Hackathons aim to solve real problems and USDA, along with the University of California Agriculture and Natural Resources (CANR) and the California State Fair, hosted a competitive one this past July. Software developers, designers, entrepreneurs, farmers, farm consultants, marketers and others in the agricultural industry participated in the Hackathon, which was held at the UC Agriculture and Natural Resources building in Davis, California. Participants competed for cash prizes at a “pitchfest” in front of a live audience at the California State Fair on Sunday, July 17, Prizes were awarded to the top three apps: first place won $5,000, second place $3,000 and third place $1,500. People who work in agriculture brought with them ideas for problems that technology may help solve.
“Apps for Ag” Hackathons have already resulted in multiple startups and we want to see this momentum continue to grow,” said Robert Tse, USDA California Rural Development chief strategy officer for agriculture technology and innovation. “There was no better place than the State Fair in the Capitol to showcase the ingenuity of California’s Ag tech community.”
One startup that has resulted from a previous Ag hackathon is Ag for Hire, which connects farm workers who need jobs with farmers who need workers. “Apps for Ag is where I met my cofounder, formed the concept and built our first prototype,” said Josh Brown, Ag for Hire founder and CEO. “I would not have been able to find someone so embedded in the agriculture industry on my own.”

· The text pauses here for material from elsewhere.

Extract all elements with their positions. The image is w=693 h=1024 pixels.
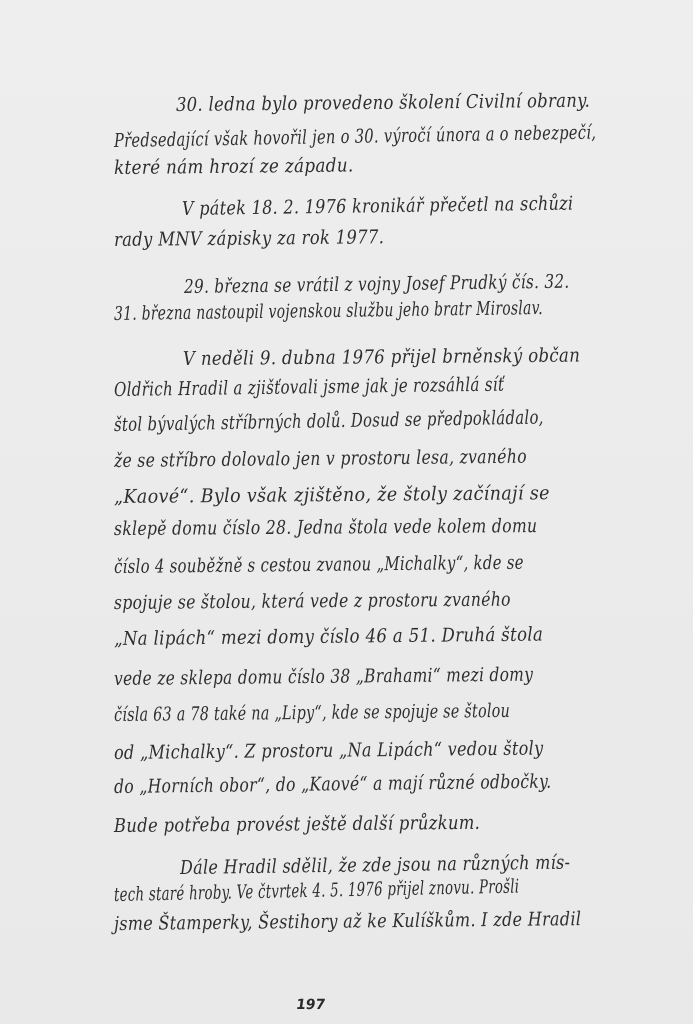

At the Apps for Ag Hackathon, our goal was to look for new ideas for solving three big issues affecting agriculture:
- Citrus Greening – an insect and disease complex that has already severely impacted the Florida citrus industry – some of the hackers developed tools to help us detect, track, forecast and prevent this disease
- Drought and Irrigation – California continues to be in a historic drought. It is a complex crisis and agriculture objectively takes the brunt of it. There was a lot of room for innovation for this challenge. We saw ideas from precision irrigation to complex modeling
- Healthy Soil – it’s not just the dirt, but rather it’s a whole delicate mix of different kinds of organic matter. Healthy soil and the impact of farming on the soil ecosystem is a worldwide issue. Whether you deal with nitrate seepage in California or nitrates from our chicken farms in Maryland that goes into the Chesapeake Bay where it endangers our oysters, having our hackers develop solutions for taking better care of our soil is a big and important issue.
A gardening and produce-sharing app took top prize in the Hackathon, The first place team, GivingGarden, took home $7,500 in prize money, custom rodeo belt buckles and a six-month, top-tier membership to the AgStart Incubator in Woodland. The hyper-local, produce-sharing app provides gardening advice from the UC Master Gardener Program and enables backyard gardeners to connect with others who want to share their produce. The GivingGarden team members are Scott Kirkland, Josh Livni, Deema Tamimi and John Knoll.
Solutions begin with innovation and partnerships. “Hackathons are a great way to spur innovation in industry verticals where technology has not been fully adopted,” said Rob Trice, one of the judges and the founder of the Mixing Bowl and Better Food Ventures.